March 25, 2021

Translated by: Maria Galanopoulou

We are celebrating Black History Month by proudly promoting Greeks of African-Arab descent!

Born in December of 1986 in Athens, Marina Satti is one of the most distinct voices of the Greek female pop music scene. And even though we know her as a recognized musician and a formidable performer, there are very few who know of the double racial pride she carries, since she comes not only from Greece, but also from Sudan. As she herself has said: “My father, who is from Sudan, had Arabic channels constantly on and he listened to Arabic music, that I used to shun back then, but which I now love. I mean he listened to contemporary Arabic songs, as well as older, big Arabic orchestras with violins, very dramatic, Umm Kulthum and stuff like that. Back then I used to say “God, I cannot stand it anymore”, and now that is all I listen to.”

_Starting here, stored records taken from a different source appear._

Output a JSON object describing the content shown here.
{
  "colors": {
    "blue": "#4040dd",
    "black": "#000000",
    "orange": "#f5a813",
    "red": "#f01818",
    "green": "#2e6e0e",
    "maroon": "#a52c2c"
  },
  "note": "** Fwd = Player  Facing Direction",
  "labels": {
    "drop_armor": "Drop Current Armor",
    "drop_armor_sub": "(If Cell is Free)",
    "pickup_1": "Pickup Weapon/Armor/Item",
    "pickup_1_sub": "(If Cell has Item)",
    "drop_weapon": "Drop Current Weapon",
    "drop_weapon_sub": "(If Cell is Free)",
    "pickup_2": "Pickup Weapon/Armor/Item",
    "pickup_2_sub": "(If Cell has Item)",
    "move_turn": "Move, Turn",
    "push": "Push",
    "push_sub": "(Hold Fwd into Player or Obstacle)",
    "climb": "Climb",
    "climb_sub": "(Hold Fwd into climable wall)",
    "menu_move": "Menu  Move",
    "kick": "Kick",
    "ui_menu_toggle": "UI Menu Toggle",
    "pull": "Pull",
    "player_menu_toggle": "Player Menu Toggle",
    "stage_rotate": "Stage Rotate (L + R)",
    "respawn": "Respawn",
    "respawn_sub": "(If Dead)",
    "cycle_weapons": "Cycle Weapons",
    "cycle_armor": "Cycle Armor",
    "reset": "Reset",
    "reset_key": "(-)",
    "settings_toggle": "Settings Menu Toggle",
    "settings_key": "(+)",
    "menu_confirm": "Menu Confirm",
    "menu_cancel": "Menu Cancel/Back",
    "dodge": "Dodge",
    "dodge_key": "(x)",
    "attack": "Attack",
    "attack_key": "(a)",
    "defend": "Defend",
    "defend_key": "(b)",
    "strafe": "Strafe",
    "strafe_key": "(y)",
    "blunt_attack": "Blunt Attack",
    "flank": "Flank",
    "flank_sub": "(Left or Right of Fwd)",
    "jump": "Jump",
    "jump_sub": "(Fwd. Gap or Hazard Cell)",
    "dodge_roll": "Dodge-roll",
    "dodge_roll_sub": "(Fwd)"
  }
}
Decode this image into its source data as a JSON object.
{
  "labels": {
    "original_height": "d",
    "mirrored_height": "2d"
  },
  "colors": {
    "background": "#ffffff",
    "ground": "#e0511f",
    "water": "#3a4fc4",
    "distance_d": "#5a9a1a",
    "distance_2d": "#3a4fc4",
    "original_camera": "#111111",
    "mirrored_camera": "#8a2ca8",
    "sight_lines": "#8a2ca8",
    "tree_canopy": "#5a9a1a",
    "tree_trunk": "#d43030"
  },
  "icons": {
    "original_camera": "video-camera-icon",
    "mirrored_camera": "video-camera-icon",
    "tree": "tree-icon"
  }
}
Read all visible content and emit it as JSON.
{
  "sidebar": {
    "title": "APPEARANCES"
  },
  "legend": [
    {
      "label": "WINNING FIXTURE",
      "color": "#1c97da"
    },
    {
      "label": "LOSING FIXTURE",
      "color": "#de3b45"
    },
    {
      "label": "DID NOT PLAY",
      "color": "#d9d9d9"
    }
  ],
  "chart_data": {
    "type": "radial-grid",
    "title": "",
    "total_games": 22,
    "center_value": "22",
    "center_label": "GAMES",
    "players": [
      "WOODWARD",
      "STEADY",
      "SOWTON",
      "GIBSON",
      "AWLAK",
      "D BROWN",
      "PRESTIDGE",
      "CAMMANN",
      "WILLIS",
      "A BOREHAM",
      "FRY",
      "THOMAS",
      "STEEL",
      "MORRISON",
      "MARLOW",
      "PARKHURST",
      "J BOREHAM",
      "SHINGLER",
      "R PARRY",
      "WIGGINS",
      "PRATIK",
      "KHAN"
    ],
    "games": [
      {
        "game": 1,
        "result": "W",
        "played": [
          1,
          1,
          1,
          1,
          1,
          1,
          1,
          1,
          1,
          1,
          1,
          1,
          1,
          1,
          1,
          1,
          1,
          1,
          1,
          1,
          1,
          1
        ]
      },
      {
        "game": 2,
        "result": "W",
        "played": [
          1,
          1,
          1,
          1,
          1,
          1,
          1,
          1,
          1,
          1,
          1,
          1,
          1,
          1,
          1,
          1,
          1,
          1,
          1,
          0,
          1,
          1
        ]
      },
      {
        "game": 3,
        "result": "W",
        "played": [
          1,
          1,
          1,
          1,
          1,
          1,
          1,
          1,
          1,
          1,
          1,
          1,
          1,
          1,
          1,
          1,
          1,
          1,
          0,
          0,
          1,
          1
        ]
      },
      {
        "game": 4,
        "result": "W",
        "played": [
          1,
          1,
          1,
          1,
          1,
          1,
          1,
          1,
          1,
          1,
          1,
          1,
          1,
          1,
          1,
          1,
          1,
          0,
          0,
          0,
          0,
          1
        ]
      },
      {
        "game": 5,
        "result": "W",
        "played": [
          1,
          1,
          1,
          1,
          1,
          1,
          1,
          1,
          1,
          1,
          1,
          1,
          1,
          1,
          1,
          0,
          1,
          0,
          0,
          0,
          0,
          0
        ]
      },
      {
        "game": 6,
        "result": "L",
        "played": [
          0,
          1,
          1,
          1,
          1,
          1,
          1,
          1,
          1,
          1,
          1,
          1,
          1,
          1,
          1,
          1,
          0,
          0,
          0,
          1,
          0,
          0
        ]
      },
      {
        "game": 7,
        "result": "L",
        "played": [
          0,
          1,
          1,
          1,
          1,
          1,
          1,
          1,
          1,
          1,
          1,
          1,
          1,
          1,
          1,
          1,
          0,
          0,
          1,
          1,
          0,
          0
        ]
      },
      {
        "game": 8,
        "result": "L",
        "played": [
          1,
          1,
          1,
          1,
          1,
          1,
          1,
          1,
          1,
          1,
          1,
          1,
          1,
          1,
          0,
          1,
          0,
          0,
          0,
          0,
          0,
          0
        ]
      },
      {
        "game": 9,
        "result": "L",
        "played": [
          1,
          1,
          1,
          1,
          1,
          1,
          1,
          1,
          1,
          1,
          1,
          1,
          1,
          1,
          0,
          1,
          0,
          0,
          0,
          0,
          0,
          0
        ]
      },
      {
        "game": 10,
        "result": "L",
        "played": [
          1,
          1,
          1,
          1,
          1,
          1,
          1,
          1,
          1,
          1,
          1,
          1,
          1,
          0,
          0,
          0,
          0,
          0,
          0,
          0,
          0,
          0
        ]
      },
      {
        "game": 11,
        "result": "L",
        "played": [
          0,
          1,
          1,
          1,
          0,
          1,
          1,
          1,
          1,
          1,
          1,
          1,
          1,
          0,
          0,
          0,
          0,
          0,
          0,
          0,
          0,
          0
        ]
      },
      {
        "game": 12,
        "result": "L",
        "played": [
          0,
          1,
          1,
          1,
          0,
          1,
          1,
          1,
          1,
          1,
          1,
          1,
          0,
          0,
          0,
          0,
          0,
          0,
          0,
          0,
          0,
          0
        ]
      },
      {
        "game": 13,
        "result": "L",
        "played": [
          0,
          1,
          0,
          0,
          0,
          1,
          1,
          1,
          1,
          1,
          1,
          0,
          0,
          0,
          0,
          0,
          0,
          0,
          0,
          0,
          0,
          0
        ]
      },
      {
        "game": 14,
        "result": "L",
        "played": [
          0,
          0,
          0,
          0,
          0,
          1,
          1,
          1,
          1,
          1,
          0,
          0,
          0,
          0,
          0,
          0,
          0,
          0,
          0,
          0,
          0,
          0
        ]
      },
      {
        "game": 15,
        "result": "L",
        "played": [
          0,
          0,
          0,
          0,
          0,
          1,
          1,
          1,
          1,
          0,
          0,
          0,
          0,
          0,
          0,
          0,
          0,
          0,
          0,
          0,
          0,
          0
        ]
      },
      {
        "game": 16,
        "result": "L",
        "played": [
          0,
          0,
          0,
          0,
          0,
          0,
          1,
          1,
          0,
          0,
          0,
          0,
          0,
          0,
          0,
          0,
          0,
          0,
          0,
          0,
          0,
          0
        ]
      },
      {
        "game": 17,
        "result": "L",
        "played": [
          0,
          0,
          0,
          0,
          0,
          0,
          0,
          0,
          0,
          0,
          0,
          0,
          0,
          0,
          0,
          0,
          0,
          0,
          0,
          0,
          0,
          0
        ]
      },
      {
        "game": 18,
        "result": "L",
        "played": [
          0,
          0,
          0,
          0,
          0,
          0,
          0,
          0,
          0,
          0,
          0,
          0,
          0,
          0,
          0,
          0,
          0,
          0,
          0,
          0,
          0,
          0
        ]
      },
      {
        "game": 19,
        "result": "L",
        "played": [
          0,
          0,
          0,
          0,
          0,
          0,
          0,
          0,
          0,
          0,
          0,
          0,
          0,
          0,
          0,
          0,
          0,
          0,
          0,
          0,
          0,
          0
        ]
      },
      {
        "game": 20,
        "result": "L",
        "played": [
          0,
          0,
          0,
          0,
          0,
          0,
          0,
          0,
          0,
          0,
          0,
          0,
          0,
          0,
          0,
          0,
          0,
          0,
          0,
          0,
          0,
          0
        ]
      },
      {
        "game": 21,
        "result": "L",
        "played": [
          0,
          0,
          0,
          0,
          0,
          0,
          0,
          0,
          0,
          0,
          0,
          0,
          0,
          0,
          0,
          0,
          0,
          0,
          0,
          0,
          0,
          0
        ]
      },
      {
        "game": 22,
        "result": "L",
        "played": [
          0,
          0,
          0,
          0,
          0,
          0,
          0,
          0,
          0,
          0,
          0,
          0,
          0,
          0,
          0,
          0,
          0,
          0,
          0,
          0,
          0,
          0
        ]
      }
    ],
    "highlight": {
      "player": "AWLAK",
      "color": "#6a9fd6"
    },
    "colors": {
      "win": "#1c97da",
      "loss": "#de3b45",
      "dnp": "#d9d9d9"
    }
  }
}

Raised in Heraklion, Crete, classical piano kept her company right from the age of seven, while, as a teenager, she started studying classical singing, as well. In 2004, she sails to Athens to study Architecture at the National Technical University of Athens, as well as classical singing, jazz, theater, and dance at the Higher Drama School “Veaki”, at Kentriki Skini (English: Center Stage) Drama School, and at Philippos Nakas Conservatory. And while the awards are received one after the other, her scholarship as an exceptional music talent will give her the opportunity to specialize in synchronous orchestration and production, as well as in cinematic music at Berklee College of Music. In America, Marina encountered very different music sounds, appreciated Greek folk songs, while she also dared to dive into the sea of the sounds of her ancestors, eventually discovering her music identity. Her international collaborations in more than 15 countries in the realm of the music industry (Patrice Rushen, Peter Herbolzheimer, Zebra Omnes, etc.), her representation of Greece in the European Jazz Orchestra and her concert at Kennedy Center (Washington DC) with the World Jazz Nonet, along with her participation in the vocal band The Singing Tribe foretold her abilities as an artist early. In 2016 she establishes and conducts the a capella polyphonic band fonés, with which she ended up reaching New York, and the female choir chóres, a pilot group of 150 women of 13-55 years of age.

But Marina Satti is something more than a musician. She has given her voice to the dubbing of characters such as Moana and Ariel, and, in the context of the Festival of the General Secretariat for Gender Equality, she organized a dance-and-music performance, YALLA, in which the music traditions and contemporary sounds of more than 10 countries are united in a harmonious on-stage performance, while she has also acted in the largest productions of Greek cultural organizations (Once, Erotokritos, Shrek The Musical, Fiddler on the Roof, etc.), along with television roles (Steps, C4). In the same year, she releases a cover of the Smyrnean song “Tha Spaso Koupes” (English: I’ll Break Cups), and in the following year she releases “Mantissa” (English: Fortuneteller), which is inspired by the polyphonic songs of Epirus and rapidly climbed the Greek and international charts. In 2018, she was voted “Female Musician of the Year”, proving to us that, rather than a short-lived firework, she is a star that propels culture forward at every opportunity, promotes and empowers women, and publicly speaks out against fascism.

Smyrnean (adj.): related to or originating from Smyrna, a prominent Greek coastal city in the Anatolian peninsula. Nowadays, the city belongs to the Republic of Turkey.

Epirus is an administrative region of northwestern Greece.